Configuring Git

Overview

FossID scans can be created from a git repository using the Workbench API.

For private repositories, git should be used only with SSH protocol, and this requires configuring the ssh keys.

Creating the SSH keys

Use ssh-keygen to generate the SSH keys:

ssh-keygen

Provide the path where you want to store the key file and do not provide any passwords. The command above will generate two files:

• a private key file (the default is named id_rsa)
• a public key file (id_rsa.pub)

Add the public key file to your repository. This is usually in account settings on Gitlab, Github, or Bitbucket.

Use ssh-keyscan to add the repository server to the known_hosts:

ssh-keyscan github.com >> known_hosts

Note: The ssh-keygen and ssh-keyscan are tools that should be provided by your operating system.
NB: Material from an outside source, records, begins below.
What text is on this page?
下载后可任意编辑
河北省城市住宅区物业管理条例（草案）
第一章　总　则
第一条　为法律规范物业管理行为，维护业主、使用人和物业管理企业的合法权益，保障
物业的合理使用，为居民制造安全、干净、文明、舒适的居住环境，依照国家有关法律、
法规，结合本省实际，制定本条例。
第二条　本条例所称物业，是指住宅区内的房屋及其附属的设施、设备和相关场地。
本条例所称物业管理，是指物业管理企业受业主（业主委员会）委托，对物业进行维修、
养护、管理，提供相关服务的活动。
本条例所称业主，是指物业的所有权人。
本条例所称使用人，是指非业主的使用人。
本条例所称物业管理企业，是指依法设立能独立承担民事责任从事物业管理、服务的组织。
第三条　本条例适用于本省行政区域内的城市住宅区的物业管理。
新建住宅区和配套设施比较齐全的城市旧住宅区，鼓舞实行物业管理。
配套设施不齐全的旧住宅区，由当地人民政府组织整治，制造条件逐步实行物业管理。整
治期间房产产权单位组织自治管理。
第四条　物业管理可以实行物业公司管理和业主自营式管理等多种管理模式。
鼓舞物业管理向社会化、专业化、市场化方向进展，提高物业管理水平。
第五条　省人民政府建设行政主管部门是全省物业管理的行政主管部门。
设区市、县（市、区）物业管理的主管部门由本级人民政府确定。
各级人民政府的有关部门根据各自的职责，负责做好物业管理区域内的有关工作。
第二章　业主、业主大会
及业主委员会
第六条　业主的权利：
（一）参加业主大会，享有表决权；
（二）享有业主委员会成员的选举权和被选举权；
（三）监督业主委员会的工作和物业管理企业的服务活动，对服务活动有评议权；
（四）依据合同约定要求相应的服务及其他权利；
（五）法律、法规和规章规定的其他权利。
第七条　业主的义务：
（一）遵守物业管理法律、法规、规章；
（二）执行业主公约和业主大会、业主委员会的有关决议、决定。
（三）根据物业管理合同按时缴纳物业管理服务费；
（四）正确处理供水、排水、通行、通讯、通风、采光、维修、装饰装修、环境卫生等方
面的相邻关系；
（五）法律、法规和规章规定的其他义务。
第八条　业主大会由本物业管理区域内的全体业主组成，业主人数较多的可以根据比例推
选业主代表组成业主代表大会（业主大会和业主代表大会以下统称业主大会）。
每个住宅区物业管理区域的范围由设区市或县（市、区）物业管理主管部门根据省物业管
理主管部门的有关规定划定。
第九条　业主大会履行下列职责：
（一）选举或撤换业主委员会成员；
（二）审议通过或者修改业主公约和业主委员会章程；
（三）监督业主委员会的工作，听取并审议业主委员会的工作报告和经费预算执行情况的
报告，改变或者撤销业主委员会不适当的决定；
Configuring the user account the Workbench uses to connect using the specified key

3.1.1 In the /var/www (on Debian) directory or in /usr/share/httpd/.ssh (on RHEL), create a new folder .ssh and a file named config in it.

3.1.2 Move the previousy created private key file into the newly created .ssh folder.

3.1.3 Add the following in the config file created in the step 3.1.1 (change the host name and the path to the identity file accordingly):

Host github.com
 HostName github.com
 IdentityFile /var/www/.ssh/id_rsa_github

3.1.4 Move the previously created known_hosts file into the .ssh folder

3.1.5 Make sure all the files in the folder are accessible by the www-data (or apache, depends on your web server configuration) user:

chmod 600 *
chown www-data:www-data *

3.1.6 After the steps above, the /var/www/.ssh folder (or /usr/share/httpd/.ssh) should look similar to this:

user@test:/var/www/.ssh$ ls -la
total 20
drwxr-xr-x 2 root     root     4096 Jan 18 13:04 .
drwxr-xr-x 4 root     root     4096 Jan 18 13:03 ..
-rw------- 1 www-data www-data   78 Jan 18 13:04 config
-rw------- 1 www-data www-data 1823 Jan 18 13:04 id_rsa
-rw------- 1 www-data www-data  392 Jan 18 13:04 known_hosts

3.1.7 Verify that everything works by creating a new scan from the git repository using the API functions create and download_data_from_git from the scans group.

Using personal access tokens to authenticate against Git over HTTP

You can also use personal access tokens (PAT) to authenticate against Git over HTTP by including the access token in Git repository URL parameter:

https://<pat>@github.com/<your account or organization>/<repo>.git

The downside of this solution is that the token is saved in plain text and visible to any user having access to that scan.